La Cronogenetica ha una sua fonte primaria d’ispirazione: si fonda sulla certezza che l’inconscio umano è altamente morale ed etico e che ciascun essere umano – ristabilendo con esso la giusta comunicazione – sia in grado di riconoscere ed attuare le azioni che conducono al bene comune.

Non si tratta soltanto di gestire adeguatamente la propria libertà nel rispetto degli altri, quanto di riconoscere le leggi inconsce che presiedono allo sviluppo evolutivo generale. Secondo la nostra visione c’è una grande differenza tra possedere una morale” e “riconoscere un’Etica”.

La morale può essere soltanto individuale e si scontra per definizione stessa con la morale che ciascun altro essere vivente possiede. L’Etica è invece soggettiva e Universale e pertanto concilia la mia pulsione espansiva con il bene comune del Tutto al quale appartengo.

Come esempio per comprendere la differenza tra morale ed etica proponiamo la seguente storia: nella savana è impossibile conciliare la morale della gazzella con quella del leone, la morale del più forte stritola nel dolore quella del più debole. Ciò che è buono per il leone (la gustosa carne della gazzella che “ama” divorare) risulta sofferenza indicibile e morte per la gazzella stessa. A livello di morale è quasi impossibile incontrarci e diventare amici se apparteniamo a gruppi viventi differenti: per quanto il leone “ami” la gazzella e glielo dimostri in tutti i modi, la gazzella non si sentirà mai da lui prediletta e benamata. Solo se saliamo di grado e prendiamo in considerazione l’etica più elevata della savana comprendiamo che c’è una legge di giustizia che oltrepassa il dolore della morale e che regola la proliferazione delle specie. La comprensione non elimina il dolore, ma se vincesse la morale delle gazzelle nessun predatore potrebbe più ucciderle, il risultato sarebbe un eccessivo sviluppo di quella specie che finirebbe per causare uno squilibrio all’intero sistema. Se restiamo nella morale, restiamo nel dolore, se ci innalziamo ad uno stadio più etico possiamo accedere ad una comprensione superiore, ma insieme alla visione riceveremo in dono anche una sofferenza più elevata.

Quando restiamo nella morale e seguiamo le regole della nostra cultura ci sentiamo nel giusto e senza colpa alcuna e viviamo l’evento tragico ed improvviso che ci accade come profondamente ingiusto. “Perché proprio a me ?” sembra chiedersi con occhi stupiti e smarriti ogni morale! “Ho seguito tutte le leggi ed ho rispettato tutti i divieti ed ugualmente sono stato colpito dalla sventura!”.

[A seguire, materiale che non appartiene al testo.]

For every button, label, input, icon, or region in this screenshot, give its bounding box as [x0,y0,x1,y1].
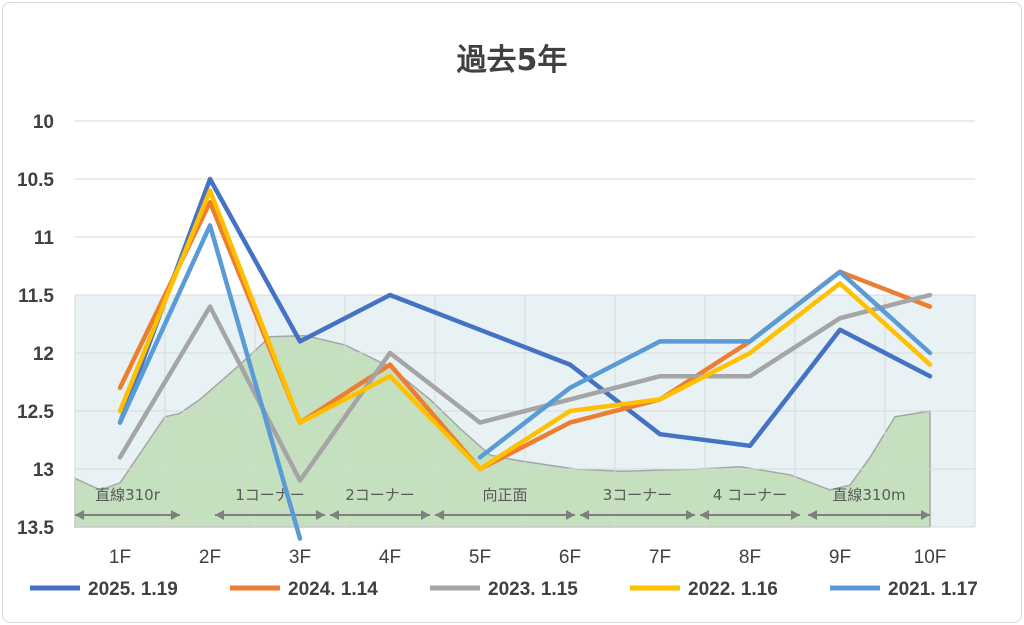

Avere una visione più elevata toglie l’uomo dal problema di continuare ad accusare Dio per il male che esiste ancora nel mondo. La morale – anche se può sembrare strano – ci toglie la nostra personale responsabilità semplicemente perché pensiamo di “essere a posto” una volta che abbiamo compiuto tutti i suoi rituali. La morale ci lascia nel dolore perché diminuisce le scelte e toglie la responsabilità. L’etica ci permette di comprendere che ciascuno ha un ruolo assolutamente unico e non sostituibile e che le sue scelte e prese di responsabilità non possono essere delegate a nessun altro.

La più bella definizione di etica l’ha data lo scienziato Heinz von Foerster: “Agisci sempre in modo da aumentare il numero delle tue scelte!” La comprensione infatti non è niente senza l’azione e senza la responsabilità che ciascuno di noi si assume nell’accettare di entrare nel gioco della vita, che è fatto essenzialmente di scelte.

La Cronogenetica ci insegna che il blocco emozionale della Causa Radice è essenzialmente un blocco d’azione e che il percorso che propone ha come logica conseguenza la rinnovata possibilità per il soggetto d’individuare i propri obiettivi per poterli scegliere e raggiungere.